Upacara bendera yang digelar di Pantai Lango, Kecamatan Penajam, dihadiri oleh masyarakat dari berbagai desa dan organisasi masyarakat sipil. Aksi ini dilanjutkan dengan pembentangan kain merah berukuran 50x15 meter bertuliskan “Indonesia is not for sale, Merdeka!” oleh aktivis Greenpeace di Jembatan Pulau Balang. Jembatan ini merupakan penghubung darat dari Kota Balikpapan menuju kawasan IKN.
Tak hanya itu, sejumlah spanduk protes lainnya turut dibentangkan di atas perahu-perahu kayu yang berparade di perairan bawah jembatan. Beberapa di antaranya bertuliskan “Selamatkan Teluk Balikpapan”, “Tanah untuk Rakyat”, “Digusur PSN, Belum Merdeka 100 persen”, dan “Belum Merdeka Bersuara”.

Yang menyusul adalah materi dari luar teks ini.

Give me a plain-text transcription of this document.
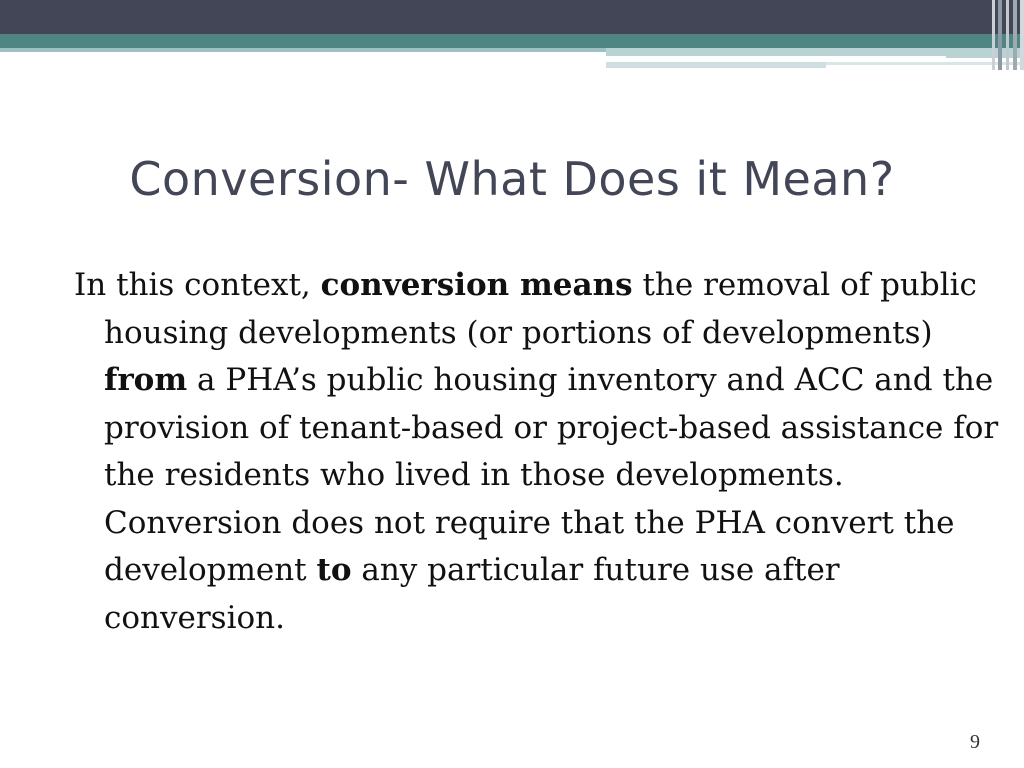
Conversion- What Does it Mean?

In this context, conversion means the removal of public housing developments (or portions of developments) from a PHA’s public housing inventory and ACC and the provision of tenant-based or project-based assistance for the residents who lived in those developments. Conversion does not require that the PHA convert the development to any particular future use after conversion.

9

Ketua Tim Kampanye Greenpeace Indonesia, Arie Rompas, mengatakan permintaan maaf Presiden Joko Widodo atau Jokowi dalam pidato kenegaraan tidak ada artinya jika dilihat dari satu dekade pemerintahannya yang semakin menjauhkan Indonesia dari cita-cita kemerdekaan. “Di akhir masa jabatannya, Jokowi mewariskan berbagai masalah ketidakadilan. IKN yang dia banggakan nyatanya merupakan proyek serampangan yang merampas hak-hak masyarakat adat dan lokal, sementara memberikan karpet merah untuk oligarki. Ibarat mengobral negara ini, Jokowi memberikan izin penguasaan lahan hingga 190 tahun untuk investor di Nusantara,” ujarnya dalam siaran pers Greenpeace yang diterima Kabar Bursa, Sabtu 2024.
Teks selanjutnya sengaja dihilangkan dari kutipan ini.